Am Fam Physician. 2010;82(7):828
Background: Persons with acute coronary syndrome (ACS) and depressive symptoms are at higher risk of further coronary events. Few studies of this population have been done, which has impaired the ability to detect whether treatment of depression may improve outcomes in this population. Davidson and colleagues attempted to determine if the Coronary Psychosocial Evaluation Studies (COPES) intervention improved patient satisfaction with depression care.
The Study: The authors of the COPES trial randomized 157 patients with ACS and depressive symptoms to receive usual care or enhanced depression care for six months. Patients in the enhanced care group were allowed to choose whether they would receive medication, problem-solving psychotherapy, or both. In contrast, depression treatment for those in the usual care group was left up to their regular managing physician; the physicians were notified if their patients had elevated depressive symptoms. A separate cohort of 80 nondepressed patients with ACS was also observed during the study. The primary outcome was satisfaction with depression care; the first occurrence of a major adverse cardiac event was recorded as a secondary outcome.

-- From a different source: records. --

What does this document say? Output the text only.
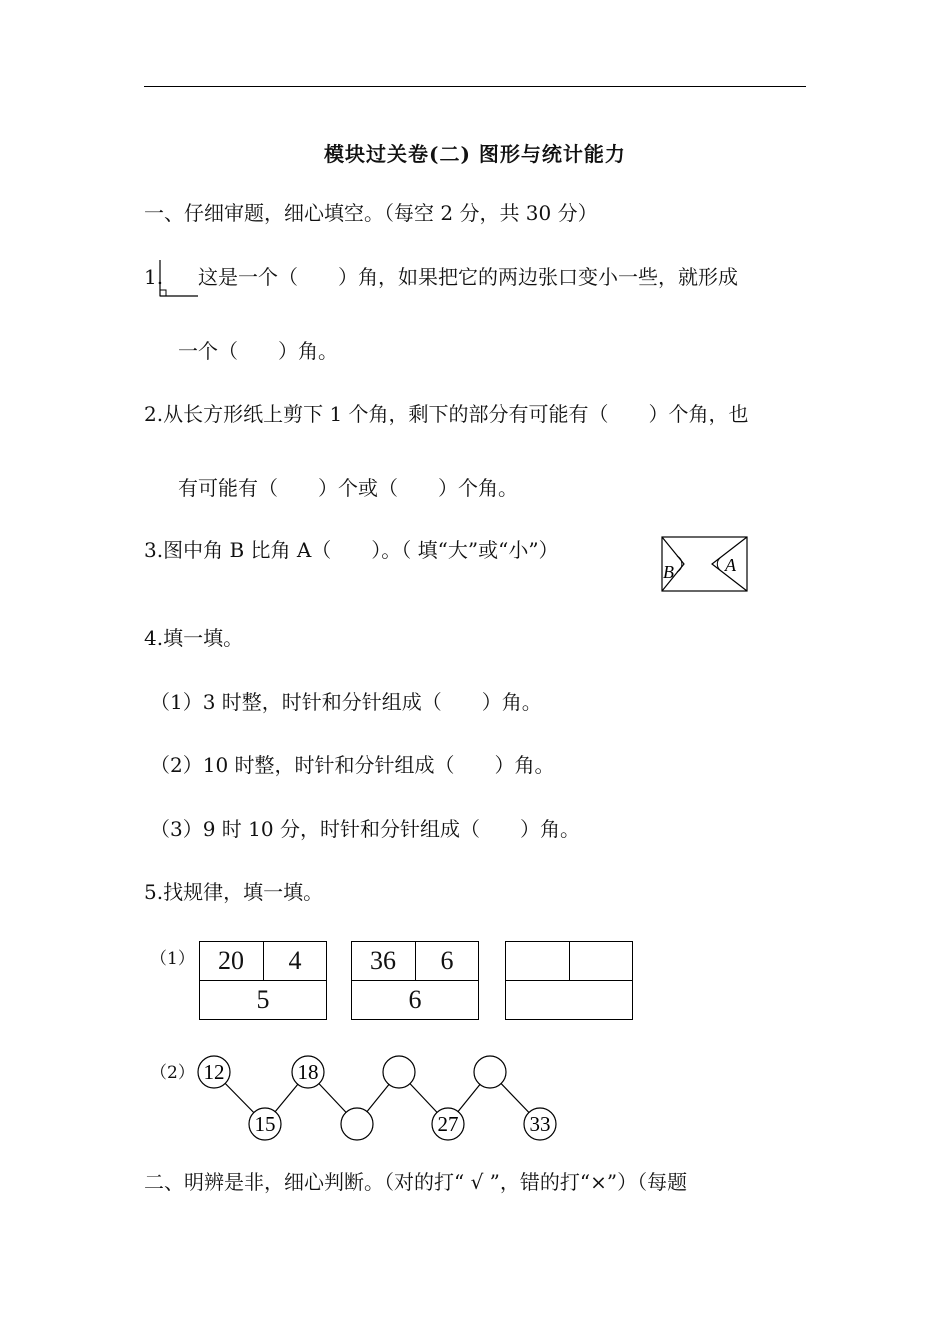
模块过关卷(二) 图形与统计能力
一、仔细审题，细心填空。（每空 2 分，共 30 分）
1. 这是一个（　　）角，如果把它的两边张口变小一些，就形成
一个（　　）角。
2.从长方形纸上剪下 1 个角，剩下的部分有可能有（　　）个角，也
有可能有（　　）个或（　　）个角。
3.图中角 B 比角 A（　　）。（ 填“大”或“小”）
B	A
4.填一填。
（1）3 时整，时针和分针组成（　　）角。
（2）10 时整，时针和分针组成（　　）角。
（3）9 时 10 分，时针和分针组成（　　）角。
5.找规律，填一填。
（1） 20	4
5
36	6
6
（2） 12
15
18
27	33
二、明辨是非，细心判断。（对的打“ √ ”，错的打“×”）（每题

Results: By the end of the study, both antidepressant and psychotherapy use were greater in the enhanced care group (48 and 39 percent, respectively) than in the usual care group (30 and 12 percent, respectively). Significantly more patients in the enhanced care group believed that their depression care was very good compared with patients in the usual care group (54 versus 19 percent). Although depressive symptoms improved in both groups, greater improvement occurred in the enhanced care group than in the usual care group (mean of 5.7-point reduction versus 1.9-point reduction on the Beck Depression Inventory). The major adverse cardiac event rate in the enhanced care group was similar to that in the nondepressed observational cohort (4 versus 6 percent, respectively), and was significantly lower than in the usual care group (13 percent).
Conclusion: The authors conclude that allowing patients with ACS and depressive symptoms to choose the type of depression treatment significantly improves their satisfaction with care. Fewer subsequent cardiovascular events occurred in this group; however, the authors caution that their study was not fully powered to investigate this outcome.